Baltic got off to a dream start when straight from kick off the Wickham keeper picked up a routine pass back with no one near him. From the resulting indirect free kick, Dave Barrett blasted the hosts into the lead.
Wickham were shell shocked and Baltic continued to attack en masse. The lead was deservedly doubled after ten minutes although slightly fortuitously. Scott McVeigh was set free down the right with a sumptuous ball from Des Lindsay. His attempted cross arrowed past the keeper and in off the far post.
The game settled down with Wickham's number 10 in the middle of the park seeing much far off the ball and pulling the strings for the visitors. However, history almost repeated itself for the home side when another McVeigh cross almost went straight in again.
This proved to be Baltic's final positive point of the first half. Wickham Park were awarded a very harsh penalty, Paul West adjudged to have handled even though his hands were by his side. Wickham dispatched the penalty and looked a different side. The number 4, Anthony, then did his usual and rolled around on the floor screaming for 10 minutes claiming another penalty even though no one was near him. However, Wickham were soon level. Slack defending led Anthony through on goal and he was never going to miss.
After the penalty, Baltic felt a further injunction when Dave Barrett found himself through on goal, only for the linesman to raise his flag. Barrett was definitely onside and the linesman got a deserved volley of abuse for blatant cheating.
On the stroke of half time, things went from bad to worse for Baltic as Anthony scored his second of the game with a screamer from the edge of the area. Wickham went into the break a goal to the good.
The second half saw Baltic make a positional change. Cameron came on for fellow debutant Wayne, playing behind lone striker Dave Barrett with Aaron Woolhouse reverting to centre back, Arron Watmore moving to right back and Phil Broughton to midfield.
Baltic equalised in controversial fashion. Ricky Baxter whose crossing had been wayward most of the game whipped a cross in that was flapped at by the keeper under pressure from Barrett, bouncing past both of them and into the net. The linesman raised his flag as the ball was rolling into the net. Barrett may have been offside but the referee overruled the linesman and the goal stood.
Wickham retook the lead almost immediately, Anthony waltzing past 4 Baltic players and firing inside the keepers near post, completing his hat trick. To be fair, they were three high quality goals.
The host heads began to drop and for fifteen minutes after the goal they played like they were four goals down rather than one. However, following a rallying cry and a change to a more attacking formation, Baltic turned the game on its head, again in controversial circumstances.

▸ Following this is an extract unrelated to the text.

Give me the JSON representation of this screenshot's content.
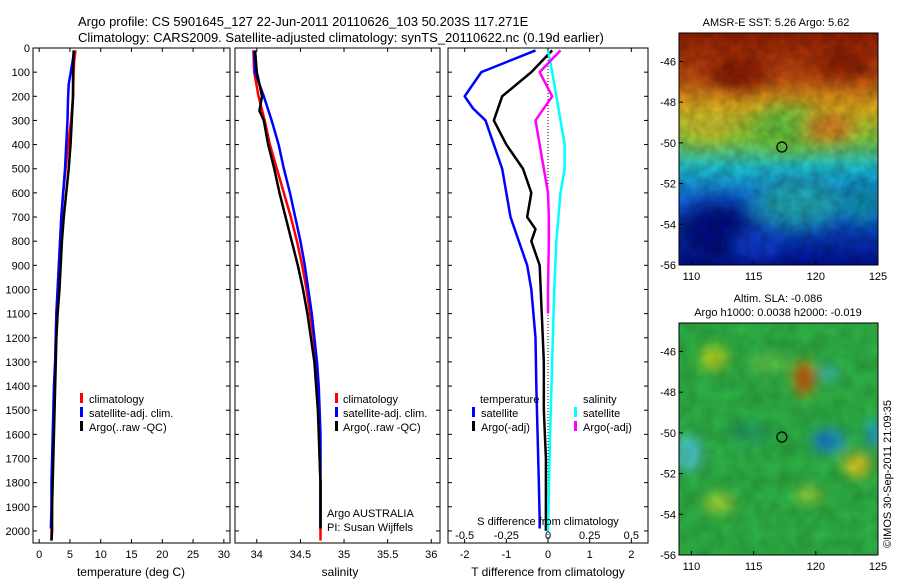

Broughton crossed a ball from the byline which may or may not have been over the line for Barrett to tap in. If VAR or goal line technology had been available that may have cleared up the issue but the Wickham players and linesman over the far side of the pitch thought the ball had gone out, Broughton thought it had stayed in. The referee sided with the attacking team.
Wickham were incensed by this, hat trick hero Anthony walking off the pitch in protest. However, step up Baltic's own hat-trick hero Dave Barrett. A sweeping Baltic counter attack found Cameron in acres of space in midfield. He marauded forward before slipping a sumptuous ball in for Barrett who rifled a screamer past the keeper before wheeling off in celebration mobbed by his teammates.
The final few minutes were played out with Wickham throwing the kitchen sink at the hosts, but Baltic stood firm to win a great game full of drama.